Non so quanto tempo è passato, non credo molto, ma adesso riesco a respirare normalmente. Con una lunga sorsata d'acqua dalla borraccia riesco finalmente a pulirmi la bocca. Mi accendo una sigaretta e tendo l'orecchio verso l'interno della grotta. Il rumore non si fa attendere, sembrano delle voci, ma non riesco a capire bene. La corsa mi ha frastornato.
- Merda! –
Mi volto a guardare Jeremy e ne seguo lo sguardo. I rumori non vengono dalla caverna ma dalla cima della duna. I beduini l'hanno appena sorpassata. Indietreggiamo all'interno della caverna, fino ad uscire dalla portata dei raggi del sole che illuminano l'ingresso. Trattengo il fiato sperando che la carovana cambi direzione. Spero proprio che non abbiano intenzione di entrare nella caverna…
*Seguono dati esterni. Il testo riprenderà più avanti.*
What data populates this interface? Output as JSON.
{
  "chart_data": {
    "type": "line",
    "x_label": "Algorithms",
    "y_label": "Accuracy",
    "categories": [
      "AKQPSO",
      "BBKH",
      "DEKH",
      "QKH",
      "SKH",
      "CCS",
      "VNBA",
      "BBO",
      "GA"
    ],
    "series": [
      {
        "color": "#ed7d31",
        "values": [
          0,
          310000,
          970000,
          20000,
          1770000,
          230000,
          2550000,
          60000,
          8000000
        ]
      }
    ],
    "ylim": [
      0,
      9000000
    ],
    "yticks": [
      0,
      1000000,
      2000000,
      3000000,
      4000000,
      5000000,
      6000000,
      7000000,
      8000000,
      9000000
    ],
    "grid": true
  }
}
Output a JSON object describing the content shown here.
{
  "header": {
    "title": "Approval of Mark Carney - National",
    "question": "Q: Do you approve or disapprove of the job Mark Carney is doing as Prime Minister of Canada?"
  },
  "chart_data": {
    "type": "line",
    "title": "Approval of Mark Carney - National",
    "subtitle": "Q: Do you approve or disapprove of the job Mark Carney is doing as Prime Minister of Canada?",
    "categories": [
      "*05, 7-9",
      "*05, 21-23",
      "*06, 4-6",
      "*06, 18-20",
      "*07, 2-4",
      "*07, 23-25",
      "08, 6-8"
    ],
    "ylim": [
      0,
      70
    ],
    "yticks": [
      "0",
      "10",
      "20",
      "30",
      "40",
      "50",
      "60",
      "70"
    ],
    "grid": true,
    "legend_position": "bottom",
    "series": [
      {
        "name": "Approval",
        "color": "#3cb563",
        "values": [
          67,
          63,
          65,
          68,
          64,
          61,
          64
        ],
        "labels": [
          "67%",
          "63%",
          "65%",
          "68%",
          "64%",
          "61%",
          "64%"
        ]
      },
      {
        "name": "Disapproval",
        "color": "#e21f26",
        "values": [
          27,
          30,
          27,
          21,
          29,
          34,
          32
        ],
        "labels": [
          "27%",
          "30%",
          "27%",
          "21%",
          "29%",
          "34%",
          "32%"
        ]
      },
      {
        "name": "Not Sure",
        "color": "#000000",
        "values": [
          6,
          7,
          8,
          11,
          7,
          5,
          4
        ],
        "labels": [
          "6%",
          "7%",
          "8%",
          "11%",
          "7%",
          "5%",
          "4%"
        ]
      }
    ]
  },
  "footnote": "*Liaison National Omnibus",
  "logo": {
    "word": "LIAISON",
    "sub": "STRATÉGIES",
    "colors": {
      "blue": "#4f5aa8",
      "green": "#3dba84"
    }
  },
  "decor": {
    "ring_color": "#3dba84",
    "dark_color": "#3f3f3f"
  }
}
La buona notizia è che non lo fanno, la cattiva è che si stanno accampando proprio davanti a noi.
- Dobbiamo chiamare il convoglio - dice Jeremy.
- Dobbiamo dirgli che siamo nella merda e che devono venire a prenderci. Se arrivano con i mezzi per quei negri del deserto non c'è più storia -
Mi pare un' ottima idea. Faccio per allungare la mano verso il mio zaino che contiene la radio, quando mi accorgo di averlo lasciato sulla duna.
- Sei una testa di cazzo! - Bud mi si avventa contro. Jeremy riesce a placcarlo a mezz'aria e, anche se è la meta di Bud, riesce ad immobilizzarlo.
- Sta zitto! Vuoi farti sentire dai beduini? Zitto! -
Bud si calma, ma gli leggo negl’occhi la voglia di uccidermi. Io rimango immobile, in silenzio, finché il tizzone della sigaretta non mi brucia le dita.
- Dobbiamo addentrarci nella caverna e vedere se c'è una via di uscita. È l'unico modo -
- È l'unico modo perché qualche stronzo ha lasciato lo zaino in culo al mondo - Bud schiuma di rabbia e Jeremy non lo contraddice. Anche il suo sguardo è furibondo. Nonostante tutto i due mi seguono, non che abbiano molta altra scelta. Accendiamo le torce elettriche e iniziamo a camminare.